Three of the peace activists were chattering excitedly about their trip to Washington, D.C., where they'd all been arrested. "I'll say one thing about the D.C. cops," said one shaggy fellow, "they didn't steal my stuff." Amy Goodman, the Pacifica news anchor who had covered the protests, wasn't so lucky. She announced on her program, Democracy Now, that someone had run off with her laptop computer and camera.

Here on our corner, nearly all the passing cars honked and the people made peace signals or waved, but just when I was feeling successful and comfortable, a woman stuck her head out of her car and said, "I just want you all to know ... " then started to cry.

She was one of those startlingly well-groomed people that pop up at football games and country-western concerts, champagne-colored from the top of her head to her manicured nails. Driving her champagne-colored Beemer, she breathed into a champagne-colored cell phone like it was an oxygen source, then turned her head to speak to us again.

"I just want you all to know," she said, "that my brother's over there fighting for you all." And, wouldn't you know it, the stoplight turned red and she ended up stuck and sobbing about three feet from where I was standing.

I wanted to pat her on the shoulder, and take her to the organic bakery for a cookie and a cup of herbal tea.
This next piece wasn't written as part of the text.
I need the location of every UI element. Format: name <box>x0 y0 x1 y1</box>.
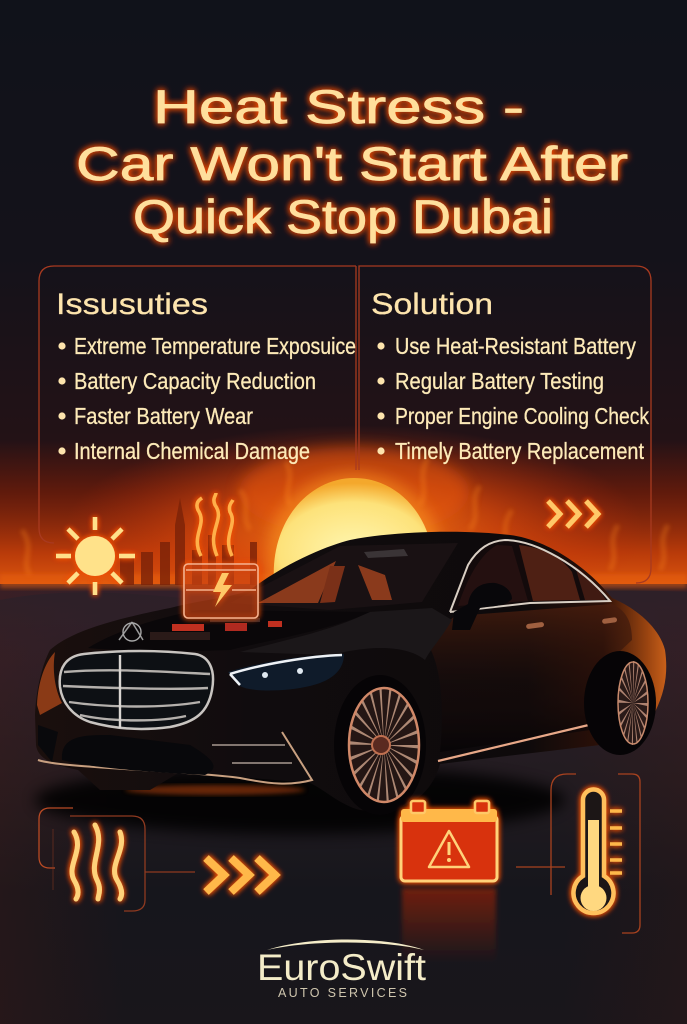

I'd say, "There, there, it's OK to be sad." Then, when she was ready to reason, I imagined myself saying, "Listen. We've got to get him out. It's a war zone over there!"

But she was in her Beemer, glued to her cell phone, and I knew it would terrorize her to be approached by someone with a sign saying, "Oil Fuels Our Foreign Policy," even if she couldn't read the word "fuels." And then the light changed.

And she stomped on the accelerator and turned her head out the window yelling, "Just move to Iraq, then. Just move to Iraq."

In another time and place, watching the parade for the high school homecoming, say, or standing in line to pay for our parking spots, we would have smiled cordially, and, perhaps, been curious about each other. "What is her life like?" we might have wondered, studying each other's hair and purses. "Who are her friends? Where does she live?" In peaceful times, imagining the lives of strangers is a pleasant and harmless way to pass the time.

But -- and here's the scary part -- we're not in peace time. In fact, the peaceful gathering on corners, unreported for the most part by the media, will grow. And more and more people will have more and more brothers fighting. And, with a president grabbing the power to make "pre-emptive" strikes, these brothers are no longer our defenders. We're the attackers. We're the attackers, complete and complicit with a single leader's world vision.

Twenty years from now, the victors will write the history, and like the US versions of World War I, World War II, Korea, Vietnam, and the Middle East, the histories will shape the way we see ourselves. Today, by holding our eyes just so, we can see US history as a series of isolated, mostly heroic military actions. Twenty years from now, historians might well see a different pattern -- one military action fueling another. World War I fueling World War II fueling Korea, Vietnam, and the Middle East. Cycles of violence. A culture of violence.

And Daniel's week 50 will become Week 100, then Week 150, and where will it end?